We are living in the era of “fake news.” Every study and every data point is up for debate. The media isn’t just reporting on data anymore—in many cases it is offering original analysis, ushering in a new era of data journalism. In the last four years, online outlets such as FiveThirtyEight and columns like The Upshot in The New York Times have put the work of data journalists front and center.
Data Journalism and Data Public Relations
The Associated Press recently added a chapter on data journalism in its 2017 Stylebook as guidance for journalists in acquiring, evaluating, reproducing and reporting on data. This guidance isn’t just for journalists.
As public relations professionals, it is imperative that we understand data from clients or that we provide to our clients will not simply be taken at face value every time.
I’ve written several press releases regarding original research and surveys in my career, and it is one of the more daunting writing tasks I’ve faced. The challenge lies not in understanding every factor in the research or reading binders full of cross tabs. It lies within you as a PR professional to not just explain the numbers, but how the research was conducted and funded.
Transparency in Numbers
We want to generate earned coverage for our clients, but to present data in the most transparent way possible, we must let the numbers tell the story.
That can mean letting your inner cheerleader take a break for a bit and write what the data says, not what it means. Spokespeople, such as the researchers themselves and in many cases, data journalists, will expand on the conclusions and meaning of the data.

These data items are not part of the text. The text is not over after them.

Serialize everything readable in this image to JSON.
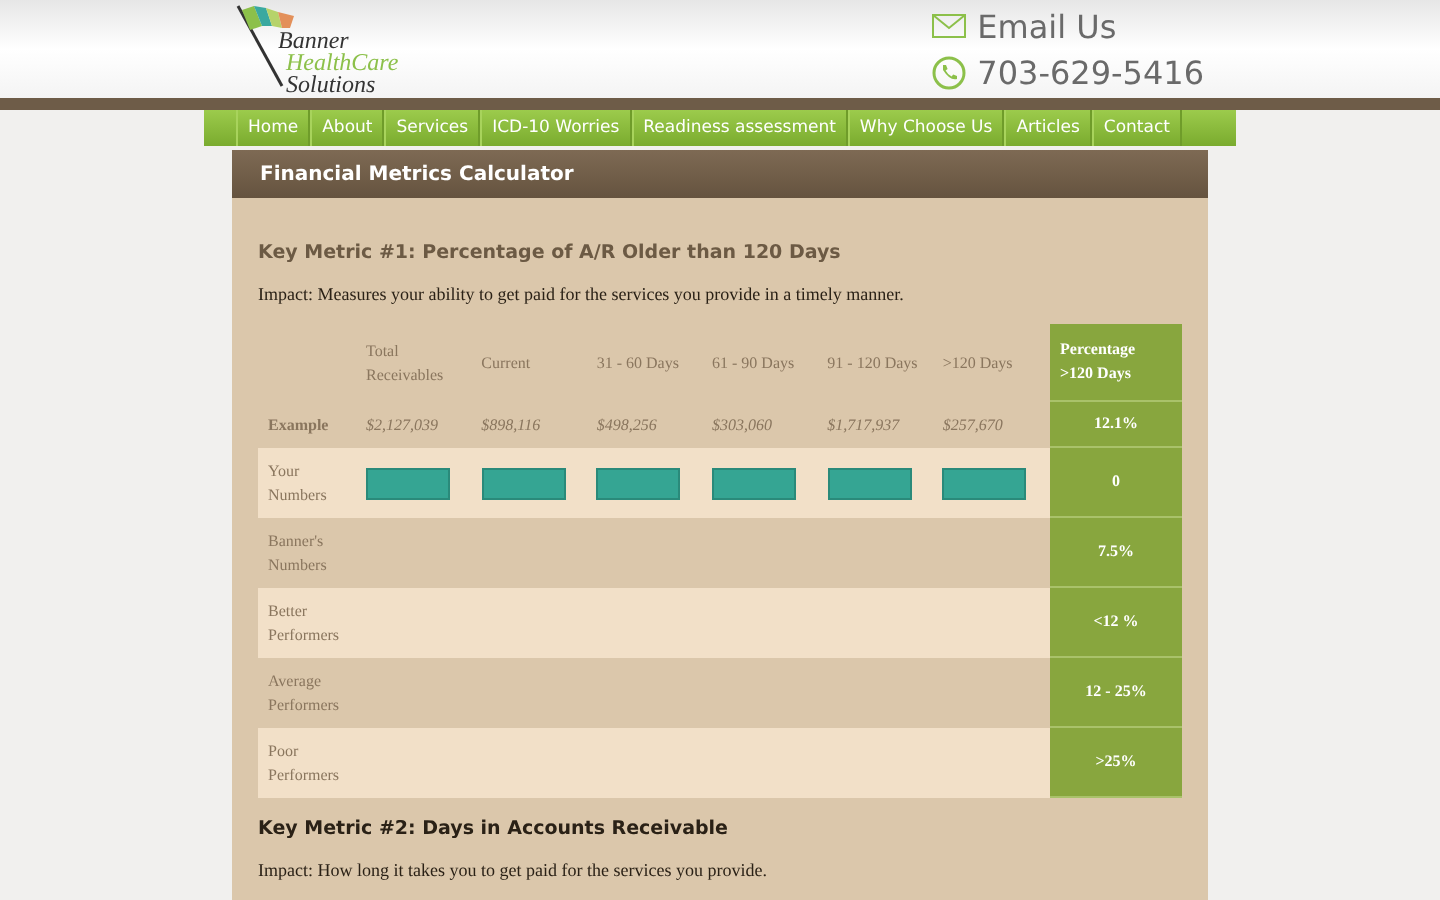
{
  "logo": {
    "line1": "Banner",
    "line2": "HealthCare",
    "line3": "Solutions"
  },
  "contact": {
    "email": "Email Us",
    "phone": "703-629-5416"
  },
  "nav": [
    {
      "label": "Home"
    },
    {
      "label": "About"
    },
    {
      "label": "Services"
    },
    {
      "label": "ICD-10 Worries"
    },
    {
      "label": "Readiness assessment"
    },
    {
      "label": "Why Choose Us"
    },
    {
      "label": "Articles"
    },
    {
      "label": "Contact"
    }
  ],
  "page_title": "Financial Metrics Calculator",
  "metric1": {
    "title": "Key Metric #1: Percentage of A/R Older than 120 Days",
    "impact": "Impact: Measures your ability to get paid for the services you provide in a timely manner.",
    "columns": [
      "Total Receivables",
      "Current",
      "31 - 60 Days",
      "61 - 90 Days",
      "91 - 120 Days",
      ">120 Days"
    ],
    "result_column": "Percentage >120 Days",
    "rows": [
      {
        "kind": "example",
        "label": "Example",
        "cells": [
          "$2,127,039",
          "$898,116",
          "$498,256",
          "$303,060",
          "$1,717,937",
          "$257,670"
        ],
        "result": "12.1%"
      },
      {
        "kind": "input",
        "label": "Your Numbers",
        "result": "0"
      },
      {
        "kind": "plain",
        "label": "Banner's Numbers",
        "result": "7.5%"
      },
      {
        "kind": "plain",
        "label": "Better Performers",
        "result": "<12 %"
      },
      {
        "kind": "plain",
        "label": "Average Performers",
        "result": "12 - 25%"
      },
      {
        "kind": "plain",
        "label": "Poor Performers",
        "result": ">25%"
      }
    ]
  },
  "metric2": {
    "title": "Key Metric #2: Days in Accounts Receivable",
    "impact": "Impact: How long it takes you to get paid for the services you provide."
  }
}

Pick three of the strongest data points to highlight in your release with analysis from an authorized spokesperson or the researchers, and offer the full study results to media. Be sure to include the survey methodology in your release, either within the body of the text or as an editor’s note.
There is a justifiable level of skepticism from reporters when a company or organization releases data that supports its mission or viewpoint. It is not uncommon to release research funded by an industry or company, but disclosing any financial interest up front will help reporters in evaluating your data.

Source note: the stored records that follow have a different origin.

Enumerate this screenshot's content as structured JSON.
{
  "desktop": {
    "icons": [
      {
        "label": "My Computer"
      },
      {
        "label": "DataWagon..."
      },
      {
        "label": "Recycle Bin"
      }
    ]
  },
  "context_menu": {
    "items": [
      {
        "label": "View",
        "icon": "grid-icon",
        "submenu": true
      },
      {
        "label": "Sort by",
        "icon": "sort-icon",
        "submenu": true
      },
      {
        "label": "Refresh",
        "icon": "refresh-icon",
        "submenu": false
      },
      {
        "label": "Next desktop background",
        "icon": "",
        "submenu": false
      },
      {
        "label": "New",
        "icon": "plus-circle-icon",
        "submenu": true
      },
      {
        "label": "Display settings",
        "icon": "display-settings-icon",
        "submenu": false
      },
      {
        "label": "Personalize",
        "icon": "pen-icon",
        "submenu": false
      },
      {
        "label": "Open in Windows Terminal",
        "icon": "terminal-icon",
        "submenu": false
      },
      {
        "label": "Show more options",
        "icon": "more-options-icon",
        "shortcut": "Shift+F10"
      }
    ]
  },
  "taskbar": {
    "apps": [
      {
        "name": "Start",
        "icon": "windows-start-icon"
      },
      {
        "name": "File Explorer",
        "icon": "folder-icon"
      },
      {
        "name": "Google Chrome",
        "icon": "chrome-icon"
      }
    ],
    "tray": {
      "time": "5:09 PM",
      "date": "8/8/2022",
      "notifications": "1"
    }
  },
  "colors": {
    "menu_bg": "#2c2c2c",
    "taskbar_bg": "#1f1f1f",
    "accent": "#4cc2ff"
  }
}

This may pose a risk in the research being dismissed as biased, but one should consider the story of Coca-Cola and the research group Global Energy Balance Network. In 2015, the New York Times disclosed the soft drink giant was funding a scientific research group whose work had downplayed the role soda consumption plays in obesity. The report found Global Energy Balance Network failed to disclose it’s financial relationship with Coca-Cola on its website.
Our need to consume and analyze data is not going away anytime soon. Public relations professionals need to develop the same critical thinking and analytical skills data journalists use. With these skills in hand, you can put the data to use in crafting materials that enhance your standing as a reputable source of information.